Конные силы центуриона Массимилиана достигли каструма в полдень, через два дня после прибытия основной колонны. Как только их заметил часовой, Катон был сразу же предупрежден, и он выехал навстречу всадникам, дождавшись, пока он не оказался в двадцати шагах от них, и поднял руку, чтобы остановить их.
— Рад тебя видеть, центурион.
— И я вас, господин.
— Прежде чем ты приблизишься к форту, я должен спросить, был ли кто из из твоих людей болен или проявлял признаки болезни?
— Да, господин. Мне пришлось оставить пятерых человек в Каралисе.
— Что с ними случилось? Я приказал твоим парням держаться на расстоянии и разворачивать жителей назад в город.

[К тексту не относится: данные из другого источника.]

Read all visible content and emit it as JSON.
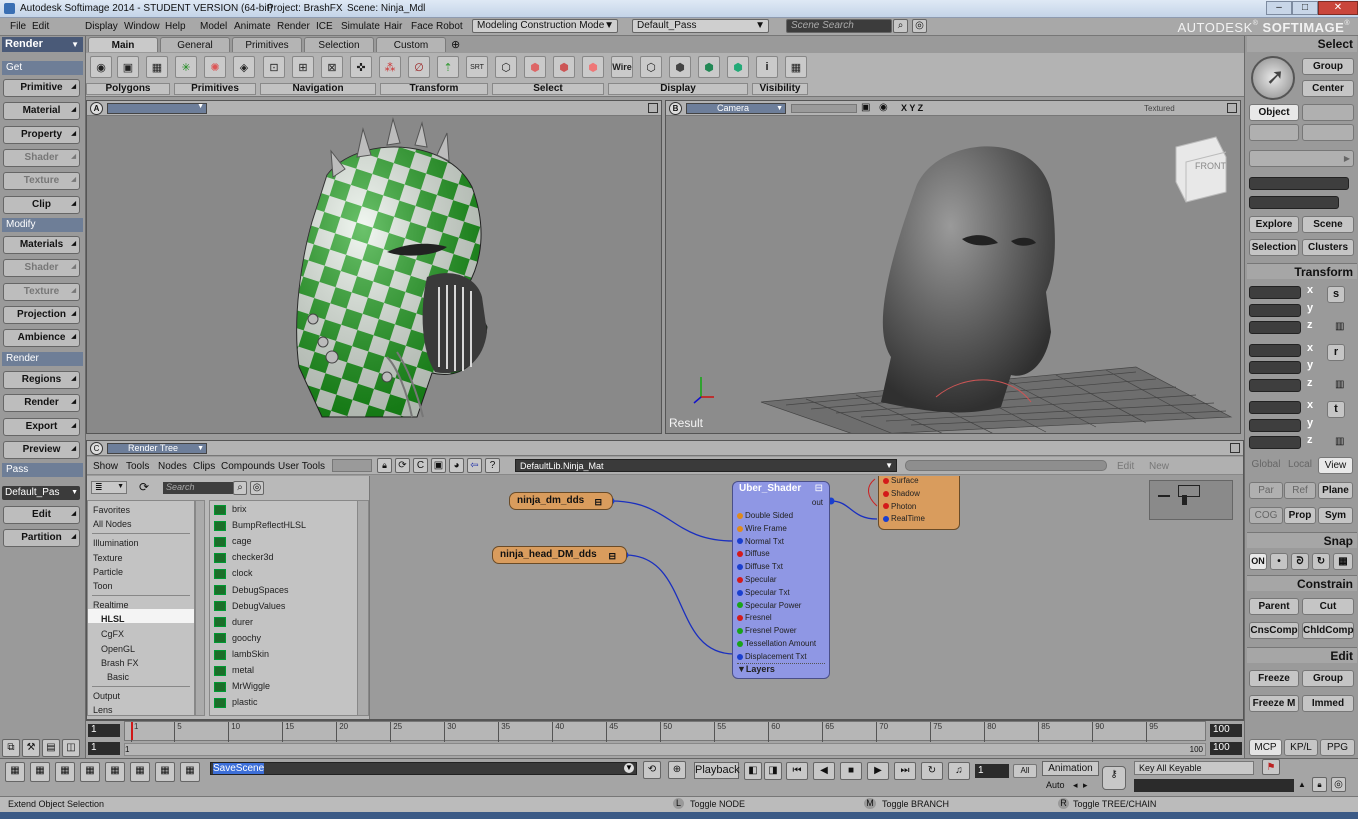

— Да, господин. Один из ребят прознал о хорошем борделе в городе и однажды ночью уговорил некоторых из своих товарищей пробраться за стены. К тому времени, когда я об этом узнал, они уже покинули лагерь. Я ждал их, когда они крались обратно. Я сказал им, что проткну их копьями, если они попытаются присоединиться к своим товарищам, и приказал им явиться в форт под Каралисом. Я сообщил им, что им будут предъявлены обвинения, когда все закончится, если они еще будут живы.
— Хорошо. Кто-нибудь еще?
— Остальные мои парни в порядке, господин. Я поручил им сообщать мне о любых признаках болезни. Но ничего не было. Даже вывиха лодыжки.
— Молодец, — кивнул Катон и погнал лошадь вперед. — Какая была ситуация в Каралисе, когда вы уехали?
— Плачевная. Каждое утро они выносили тела и сбрасывали их в братскую могилу. По моим оценкам, больше сотни в день. Как только стало известно, что мы разворачиваем людей назад, если нужно, на острие копья, они в конце концов перестали пытаться выбраться. Мы поймали тех, кто пытался пройти под покровом темноты, и отправили их обратно. Но кое-кто все же просочился. Может быть, те самые, которые распространили чуму на горстку ближайших поселений. Я сказал их старейшинам, чтобы они никого не отпускали, пока они не перестанут болеть или не умрут в течение десяти дней. У меня не было достаточно людей, чтобы прикрыть поселения, а также Каралис, поэтому все, что я мог сделать, это пригрозить им ужасными последствиями, если я обнаружу, что один из них позволил кому-либо из своих людей распространить чуму на другое поселение.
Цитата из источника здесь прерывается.